Mas mesmo com as mudanças naturais dos nossos hábitos de consumo, a cozinha de tropeiro permaneceu firme e forte na gastronomia mineira, em especial o feijão tropeiro, que de tão íntimo passou a ser chamado só de tropeiro mesmo. E em alguns casos o amor é tanto que ele é chamado até de “tropeirinho”! Adorado por todos, do mais rico ao mais pobre, funciona como prato único, acompanhamento ou até tira-gosto - perfeito para se comer “de capitão”! Por muitos anos foi a única comida de verdade servida em estádio de futebol no Brasil, sendo no passado uma das grandes atrações do Mineirão (até a Copa do Mundo de 2014 azedar a tradição).

De baixo custo e capaz de oferecer muita sustança, seu preparo não guarda muitos segredos, embora alguns detalhes sejam de suma importância, principalmente o ponto de cozimento do feijão. Se cozinhar demais, já era, vira tutu.
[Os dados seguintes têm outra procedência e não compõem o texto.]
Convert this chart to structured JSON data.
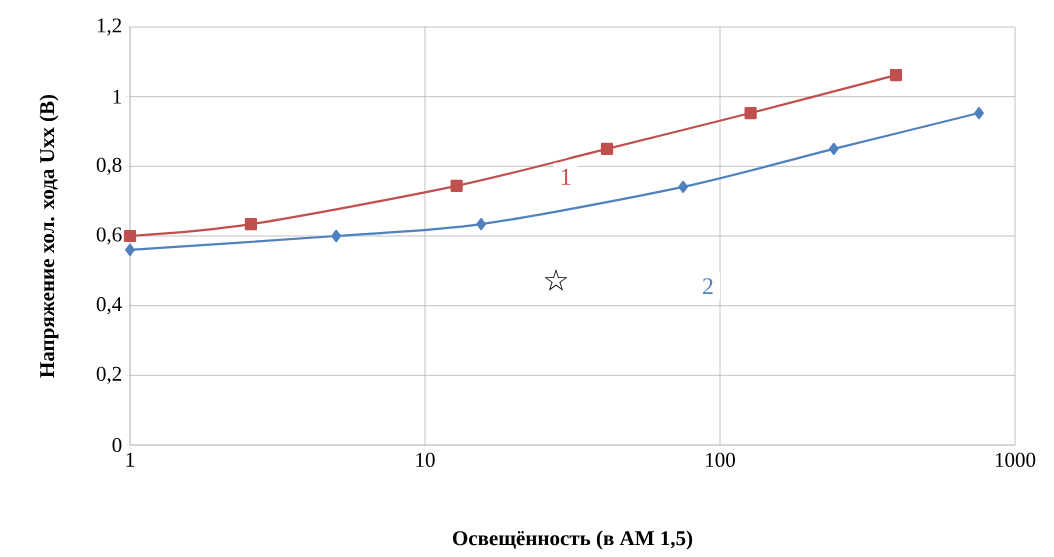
{
  "chart_data": {
    "type": "line",
    "xlabel": "Освещённость (в АМ 1,5)",
    "ylabel": "Напряжение хол. хода Uxx (В)",
    "log": "x",
    "grid": true,
    "xlim": [
      1,
      1000
    ],
    "xticks": [
      1,
      10,
      100,
      1000
    ],
    "ylim": [
      0,
      1.2
    ],
    "yticks": [
      0,
      {
        "value": 0.2,
        "label": "0,2"
      },
      {
        "value": 0.4,
        "label": "0,4"
      },
      {
        "value": 0.6,
        "label": "0,6"
      },
      {
        "value": 0.8,
        "label": "0,8"
      },
      1,
      {
        "value": 1.2,
        "label": "1,2"
      }
    ],
    "series": [
      {
        "name": "1",
        "color": "#c0504d",
        "marker": "square",
        "x": [
          1,
          2.57,
          12.8,
          41.4,
          127,
          395
        ],
        "values": [
          0.6,
          0.634,
          0.744,
          0.85,
          0.953,
          1.062
        ]
      },
      {
        "name": "2",
        "color": "#4f81bd",
        "marker": "diamond",
        "x": [
          1,
          5.0,
          15.5,
          75,
          243,
          755
        ],
        "values": [
          0.56,
          0.6,
          0.634,
          0.741,
          0.85,
          0.953
        ]
      }
    ],
    "annotations": [
      "☆"
    ]
  }
}
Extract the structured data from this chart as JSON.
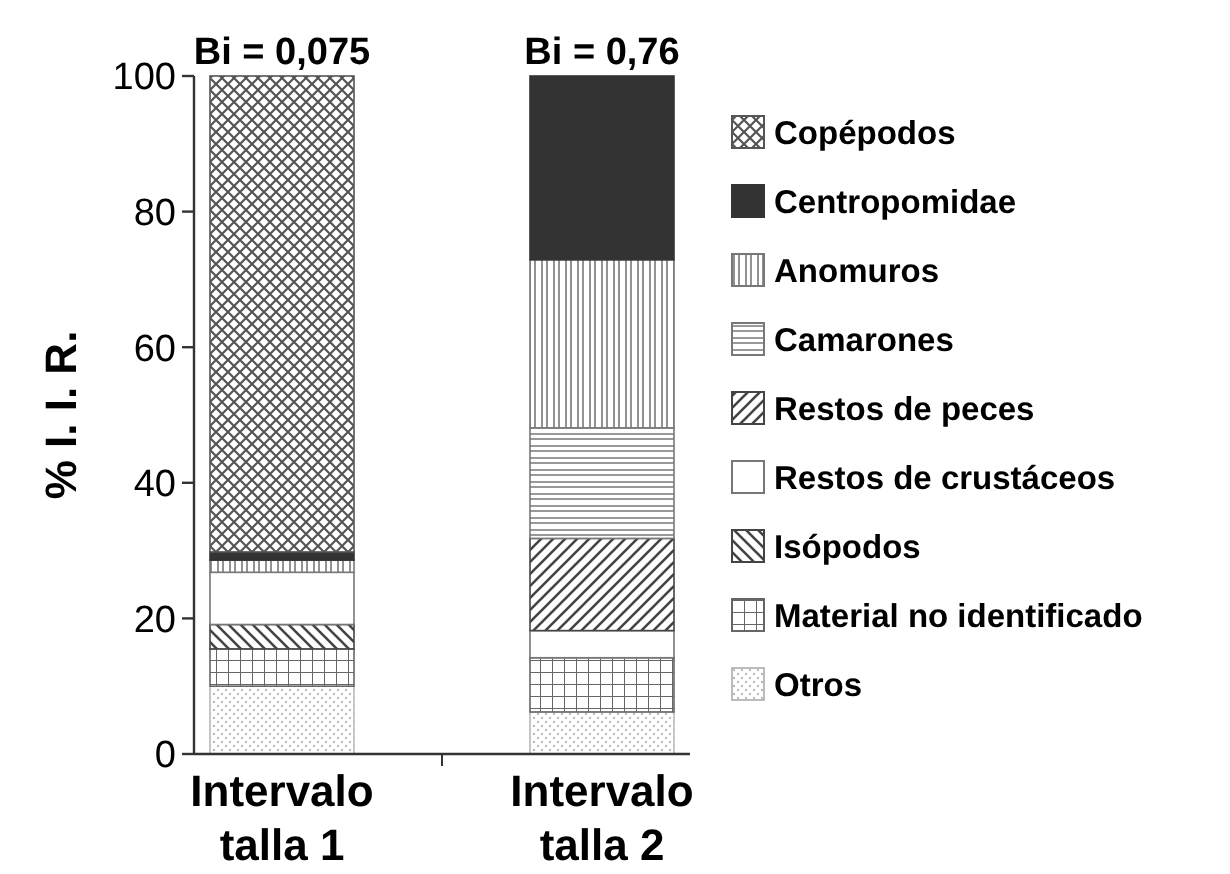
{
  "chart_data": {
    "type": "bar",
    "stacked": true,
    "ylabel": "% I. I. R.",
    "categories": [
      "Intervalo talla 1",
      "Intervalo talla 2"
    ],
    "ylim": [
      0,
      100
    ],
    "yticks": [
      0,
      20,
      40,
      60,
      80,
      100
    ],
    "legend": "right",
    "grid": false,
    "annotations": [
      {
        "text": "Bi = 0,075",
        "x": "Intervalo talla 1",
        "y": 100
      },
      {
        "text": "Bi = 0,76",
        "x": "Intervalo talla 2",
        "y": 100
      }
    ],
    "series": [
      {
        "name": "Otros",
        "color": "#bbbbbb",
        "values": [
          10,
          6.2
        ]
      },
      {
        "name": "Material no identificado",
        "color": "#666666",
        "values": [
          5.5,
          8
        ]
      },
      {
        "name": "Isópodos",
        "color": "#444444",
        "values": [
          3.6,
          0
        ]
      },
      {
        "name": "Restos de crustáceos",
        "color": "#ffffff",
        "values": [
          7.7,
          4
        ]
      },
      {
        "name": "Restos de peces",
        "color": "#444444",
        "values": [
          0,
          13.6
        ]
      },
      {
        "name": "Camarones",
        "color": "#777777",
        "values": [
          0,
          16.3
        ]
      },
      {
        "name": "Anomuros",
        "color": "#777777",
        "values": [
          1.8,
          24.8
        ]
      },
      {
        "name": "Centropomidae",
        "color": "#333333",
        "values": [
          1.2,
          27.1
        ]
      },
      {
        "name": "Copépodos",
        "color": "#555555",
        "values": [
          70.2,
          0
        ]
      }
    ]
  }
}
Por isso é interessante acompanhar de perto o cozimento, se possível em panela comum, sem pressão, deixando o grão de molho na noite anterior para cozinhar mais fácil e eliminar o tal do fitato, provocador de gases. Usar variedades de feijão mais apropriadas, que se mantém mais firmes, também ajuda. Caso do feijão vermelho, do rapé e dos feijões catadores.

Sempre guardei muita admiração pelos tropeiros de antigamente e pelo tropeirismo.

 Visitei com muito gosto o Museu do Tropeiro, no bucólico distrito de Ipoema, e me deliciei com a série de reportagens especiais do Globo Rural uns anos atrás, que rendeu três ótimos dvd’s sobre o assunto, numa incrível travessia na rota tropeira que vinha do Rio Grande do Sul (criatório de muares), até Sorocaba, em São Paulo. Os tropeiros, além de verdadeiros heróis do Brasil, foram grandes cozinheiros. E foram capazes de criar um prato tão delicioso e rico que alimenta até a nossa história.